Robert’s voice cracked with emotion when he told me about a letter he received recently from a young lady in her 20s. It was a very special thank-you letter. In it, the young woman wrote that when she was a child, she lived with her mother at The House of Ruth. But it wasn’t until her 25th birthday when her mother confided in her a small secret – the reason they lived at The House of Ruth was because they had been homeless. All those years, the young girl had no idea. She had felt no shame, just genuine love. Recently, she graduated from college and had landed a fine job in her field. She attributes her success to the love, support and strong sense of family she received at The House of Ruth, and for that she would be ever grateful to Robert for his support.
“That,” he said with a tear in his eye, “is what makes life and hard work worthwhile.”
Miles of Smiles for Children on the Road to Recovery
“Even more special than driving some of my favorite dream cars was learning there are people who enjoy helping sick kids,” said young Joseph who, during the past year, has gone through two surgeries and rounds of chemotherapy. But Joseph got his groove back at Ride2Revive. “The event was so much fun,” he said.
Ride2Revive is a festival of fast cars, food and fun for young people facing cancer.
“This event is strictly for the kids,” said Brett David, 27-year-old CEO of Prestige Imports and Lamborghini Miami, which sponsors the festivity. Several years ago, Brett, his sister Brooke, 22, and their mother Valerie Kaye, launched the celebration to bring “miles of smiles” to children undergoing treatment at Joe DiMaggio Children’s Hospital. This year, youngsters joined in from the local Chai Lifeline chapter. MyWish4U (Kids vs. Cancer) brought in children from Israel.
A mother’s perspective
“It’s super important to have an event like Ride2Revive that can take children’s minds off of what they are going through or have gone through,” said Beth Pinsky, mother of Aaron who was diagnosed at age 4 with Ewing’s sarcoma stage 4. “At Ride2Revive, it was a blast watching the kids playing with these life-sized toys.” The Pinsky family just visited Prestige Imports last week for the second time. Aaron’s favorite car is the Lamborghini.

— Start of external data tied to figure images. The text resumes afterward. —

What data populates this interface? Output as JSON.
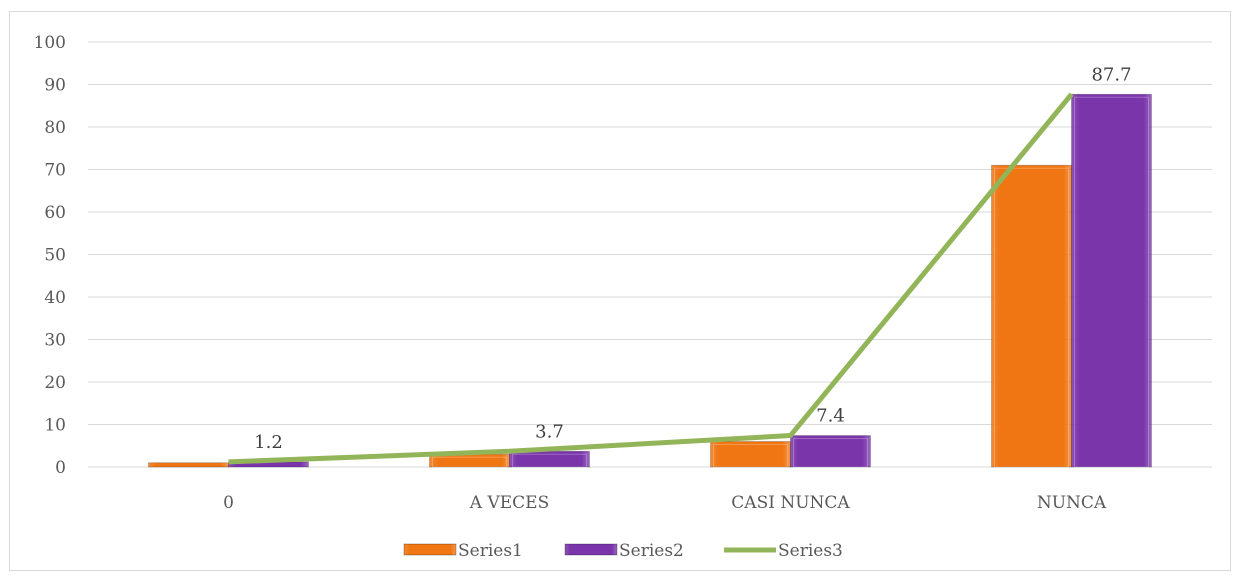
{
  "chart_data": {
    "type": "bar",
    "categories": [
      "0",
      "A VECES",
      "CASI NUNCA",
      "NUNCA"
    ],
    "series": [
      {
        "name": "Series1",
        "type": "bar",
        "color": "#f07613",
        "values": [
          1,
          3,
          6,
          71
        ]
      },
      {
        "name": "Series2",
        "type": "bar",
        "color": "#7a35ab",
        "values": [
          1.2,
          3.7,
          7.4,
          87.7
        ]
      },
      {
        "name": "Series3",
        "type": "line",
        "color": "#93b55a",
        "values": [
          1.2,
          3.7,
          7.4,
          87.7
        ]
      }
    ],
    "data_labels": [
      "1.2",
      "3.7",
      "7.4",
      "87.7"
    ],
    "y_ticks": [
      "0",
      "10",
      "20",
      "30",
      "40",
      "50",
      "60",
      "70",
      "80",
      "90",
      "100"
    ],
    "ylim": [
      0,
      100
    ],
    "grid": true,
    "legend_position": "bottom",
    "title": "",
    "xlabel": "",
    "ylabel": ""
  }
}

Brett, Brooke and Valerie agree young people like Aaron and their families need a reprieve from their hospital surroundings. Riding in Lamborghinis and other supercars around a professionally laid-out track at the Mardi Gras Casino in Hallandale provides a thrilling day, as well as a sense of normalcy.
“We have a love for giving back to the kids,” said Brooke. “These supercars are intriguing and cool for kids to ride in. Through Ride2Revive, they can put their everyday struggles aside and be free. It’s rewarding to see them smiling from ear to ear. They don’t even want to leave.”
Children mingled with police and fire crews from Hallandale who brought cruisers, trucks, K-9 trackers and a SWAT team. The Broward County Sheriff’s helicopter flew in, joining face painters, balloons, arts and crafts and lots of food. “It keeps getting bigger and better each year,” said Valerie. Brooke added, “This is just the beginning of what we want to do to help the community.”
Joining in the yearly Ride2Revive are volunteers from the MPH Club; Gotham Dream Cars; Holy Bagels and Pizzeria; and the Miami Auto Museum at the Dezer Collection. Valerie says interacting with the children is priceless. “They ask so many questions. They want to know the make, year and cost of the cars and how fast they go.” Ride2Revive will be back in 2015 to bring more miles of smiles to children in South Florida.